Au même titre que l’inflation, la hausse des prix de l’énergie s’est particulièrement intensifiée ces derniers mois et impacte de plus en plus le budget des ménages. Cette situation risque malheureusement de perdurer puisque la Commission de Régulation de l’Énergie (CRE) prévoit une augmentation des tarifs de l’électricité au moins jusqu’en 2024. Les particuliers et les professionnels semblent donc destinés à s’habituer à cet état de fait dans les années à venir. Quels sont les facteurs explicatifs de cette hausse sans précédent. Quel impact sur les consommateurs ? Quelle évolution des tarifs de l’électricité à horizon 2024 et au-delà ? On fait le point.
Quels facteurs influencent le prix de l’électricité ?

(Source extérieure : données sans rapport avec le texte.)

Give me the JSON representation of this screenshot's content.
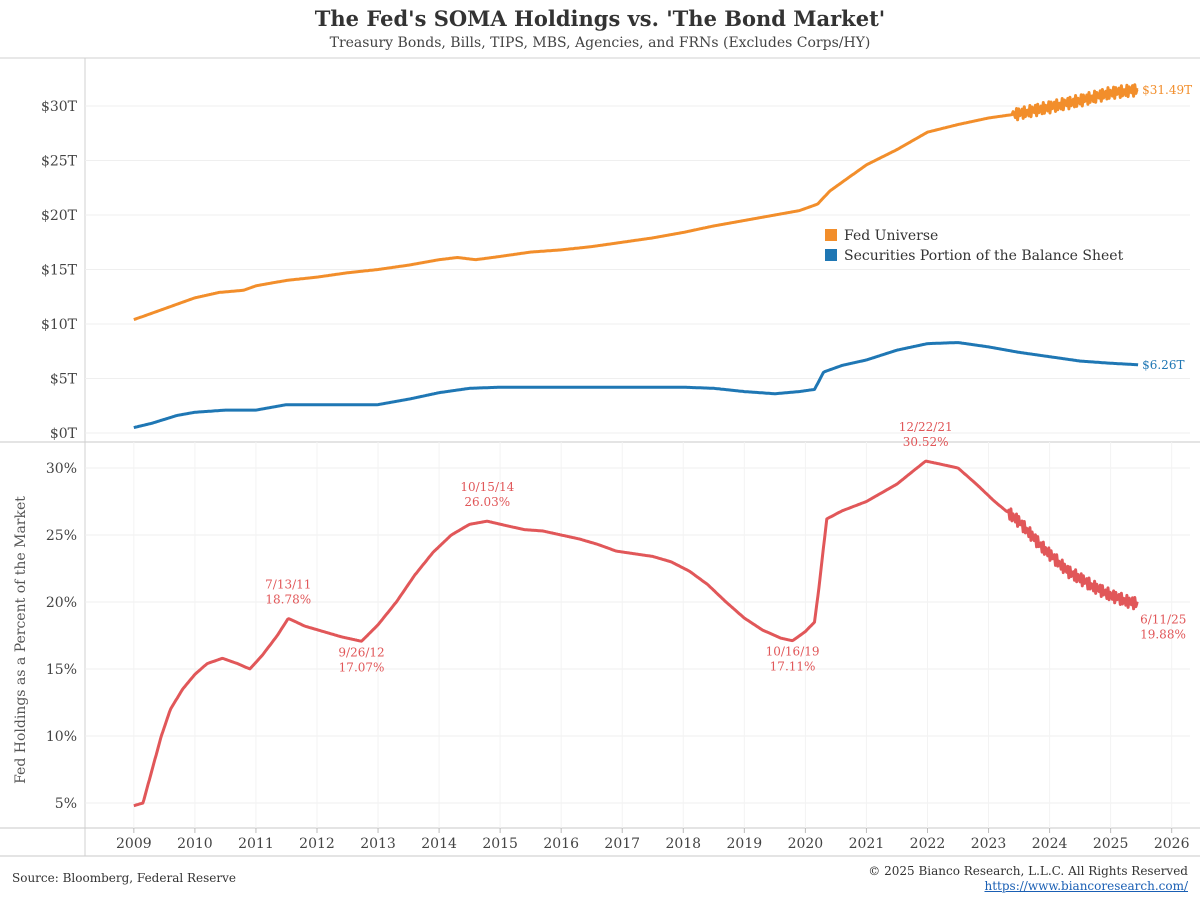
{
  "chart_data": [
    {
      "type": "line",
      "title": "The Fed's SOMA Holdings vs. 'The Bond Market'",
      "subtitle": "Treasury Bonds, Bills, TIPS, MBS, Agencies, and FRNs (Excludes Corps/HY)",
      "ylabel": "",
      "ylim": [
        0,
        33
      ],
      "yticks": [
        0,
        5,
        10,
        15,
        20,
        25,
        30
      ],
      "ytick_labels": [
        "$0T",
        "$5T",
        "$10T",
        "$15T",
        "$20T",
        "$25T",
        "$30T"
      ],
      "legend_position": "center-right",
      "series": [
        {
          "name": "Fed Universe",
          "color": "#f28e2b",
          "end_label": "$31.49T",
          "x": [
            2009.0,
            2009.5,
            2010.0,
            2010.4,
            2010.8,
            2011.0,
            2011.5,
            2012.0,
            2012.5,
            2013.0,
            2013.5,
            2014.0,
            2014.3,
            2014.6,
            2015.0,
            2015.5,
            2016.0,
            2016.5,
            2017.0,
            2017.5,
            2018.0,
            2018.5,
            2019.0,
            2019.5,
            2019.9,
            2020.2,
            2020.4,
            2020.7,
            2021.0,
            2021.5,
            2022.0,
            2022.5,
            2023.0,
            2023.5,
            2024.0,
            2024.5,
            2025.0,
            2025.45
          ],
          "values": [
            10.4,
            11.4,
            12.4,
            12.9,
            13.1,
            13.5,
            14.0,
            14.3,
            14.7,
            15.0,
            15.4,
            15.9,
            16.1,
            15.9,
            16.2,
            16.6,
            16.8,
            17.1,
            17.5,
            17.9,
            18.4,
            19.0,
            19.5,
            20.0,
            20.4,
            21.0,
            22.2,
            23.4,
            24.6,
            26.0,
            27.6,
            28.3,
            28.9,
            29.3,
            29.9,
            30.5,
            31.2,
            31.49
          ],
          "oscillation_from": 2023.4
        },
        {
          "name": "Securities Portion of the Balance Sheet",
          "color": "#1f77b4",
          "end_label": "$6.26T",
          "x": [
            2009.0,
            2009.3,
            2009.7,
            2010.0,
            2010.5,
            2011.0,
            2011.5,
            2012.0,
            2012.5,
            2013.0,
            2013.5,
            2014.0,
            2014.5,
            2015.0,
            2016.0,
            2017.0,
            2018.0,
            2018.5,
            2019.0,
            2019.5,
            2019.9,
            2020.15,
            2020.3,
            2020.6,
            2021.0,
            2021.5,
            2022.0,
            2022.5,
            2023.0,
            2023.5,
            2024.0,
            2024.5,
            2025.0,
            2025.45
          ],
          "values": [
            0.5,
            0.9,
            1.6,
            1.9,
            2.1,
            2.1,
            2.6,
            2.6,
            2.6,
            2.6,
            3.1,
            3.7,
            4.1,
            4.2,
            4.2,
            4.2,
            4.2,
            4.1,
            3.8,
            3.6,
            3.8,
            4.0,
            5.6,
            6.2,
            6.7,
            7.6,
            8.2,
            8.3,
            7.9,
            7.4,
            7.0,
            6.6,
            6.4,
            6.26
          ]
        }
      ]
    },
    {
      "type": "line",
      "xlabel": "",
      "ylabel": "Fed Holdings as a Percent of the Market",
      "ylim": [
        3,
        32
      ],
      "yticks": [
        5,
        10,
        15,
        20,
        25,
        30
      ],
      "ytick_labels": [
        "5%",
        "10%",
        "15%",
        "20%",
        "25%",
        "30%"
      ],
      "xlim": [
        2008.2,
        2026.3
      ],
      "xticks": [
        2009,
        2010,
        2011,
        2012,
        2013,
        2014,
        2015,
        2016,
        2017,
        2018,
        2019,
        2020,
        2021,
        2022,
        2023,
        2024,
        2025,
        2026
      ],
      "xtick_labels": [
        "2009",
        "2010",
        "2011",
        "2012",
        "2013",
        "2014",
        "2015",
        "2016",
        "2017",
        "2018",
        "2019",
        "2020",
        "2021",
        "2022",
        "2023",
        "2024",
        "2025",
        "2026"
      ],
      "series": [
        {
          "name": "",
          "color": "#e15759",
          "x": [
            2009.0,
            2009.15,
            2009.3,
            2009.45,
            2009.6,
            2009.8,
            2010.0,
            2010.2,
            2010.45,
            2010.7,
            2010.9,
            2011.1,
            2011.35,
            2011.53,
            2011.8,
            2012.1,
            2012.4,
            2012.73,
            2013.0,
            2013.3,
            2013.6,
            2013.9,
            2014.2,
            2014.5,
            2014.79,
            2015.1,
            2015.4,
            2015.7,
            2016.0,
            2016.3,
            2016.6,
            2016.9,
            2017.2,
            2017.5,
            2017.8,
            2018.1,
            2018.4,
            2018.7,
            2019.0,
            2019.3,
            2019.6,
            2019.79,
            2020.0,
            2020.15,
            2020.22,
            2020.35,
            2020.6,
            2021.0,
            2021.5,
            2021.97,
            2022.2,
            2022.5,
            2022.8,
            2023.1,
            2023.5,
            2023.9,
            2024.3,
            2024.7,
            2025.0,
            2025.3,
            2025.45
          ],
          "values": [
            4.8,
            5.0,
            7.5,
            10.0,
            12.0,
            13.5,
            14.6,
            15.4,
            15.8,
            15.4,
            15.0,
            16.0,
            17.5,
            18.78,
            18.2,
            17.8,
            17.4,
            17.07,
            18.3,
            20.0,
            22.0,
            23.7,
            25.0,
            25.8,
            26.03,
            25.7,
            25.4,
            25.3,
            25.0,
            24.7,
            24.3,
            23.8,
            23.6,
            23.4,
            23.0,
            22.3,
            21.3,
            20.0,
            18.8,
            17.9,
            17.3,
            17.11,
            17.8,
            18.5,
            21.0,
            26.2,
            26.8,
            27.5,
            28.8,
            30.52,
            30.3,
            30.0,
            28.8,
            27.5,
            26.0,
            24.0,
            22.3,
            21.2,
            20.5,
            20.0,
            19.88
          ],
          "oscillation_from": 2023.3
        }
      ],
      "annotations": [
        {
          "date": "7/13/11",
          "value_label": "18.78%",
          "x": 2011.53,
          "y": 18.78,
          "position": "above"
        },
        {
          "date": "9/26/12",
          "value_label": "17.07%",
          "x": 2012.73,
          "y": 17.07,
          "position": "below"
        },
        {
          "date": "10/15/14",
          "value_label": "26.03%",
          "x": 2014.79,
          "y": 26.03,
          "position": "above"
        },
        {
          "date": "10/16/19",
          "value_label": "17.11%",
          "x": 2019.79,
          "y": 17.11,
          "position": "below"
        },
        {
          "date": "12/22/21",
          "value_label": "30.52%",
          "x": 2021.97,
          "y": 30.52,
          "position": "above"
        },
        {
          "date": "6/11/25",
          "value_label": "19.88%",
          "x": 2025.45,
          "y": 19.88,
          "position": "right-below"
        }
      ]
    }
  ],
  "footer": {
    "source": "Source: Bloomberg, Federal Reserve",
    "copyright": "© 2025 Bianco Research, L.L.C. All Rights Reserved",
    "url": "https://www.biancoresearch.com/"
  }
}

Le tarif de l’électricité varie en fonction du fournisseur. Il est composé de trois éléments :
- Les coûts de fourniture d’électricité à proprement parler : ils correspondent aux dépenses d’approvisionnement du fournisseur pour l’achat de l’électricité (prix d’achat), aux frais de vente, aux coûts du service client ainsi qu’à la marge bénéficiaire du fournisseur. Il s’agit de la seule partie variable du prix global sur laquelle les meilleurs fournisseurs d’énergie ont une marge de manœuvre ;
- Les coûts d’acheminement : ils correspondent aux frais de transport pour acheminer l’électricité jusqu’au consommateur final à travers le réseau électrique. Ce tarif est le même pour tous les fournisseurs. Le TURPE (Tarif d’Utilisation des Réseaux Publics d’Électricité) est déterminé à la fois par RTE (le gestionnaire du réseau de distribution) et par ENEDIS (le gestionnaire du réseau de transport de l’électricité) ;
- Les taxes : elles incluent la Contribution Tarifaire d’Acheminement (CTA) qui finance l’assurance vieillesse des personnels de l’industrie gazière et électrique, l’accise sur l’électricité servant au financement de missions de service public, la Taxe sur la Consommation Finale d’Électricité (TCFE) fixée localement pour l’entretien des infrastructures et enfin la Taxe sur la Valeur ajoutée (TVA). Ces taxes représentent 40 % du prix final de l’électricité.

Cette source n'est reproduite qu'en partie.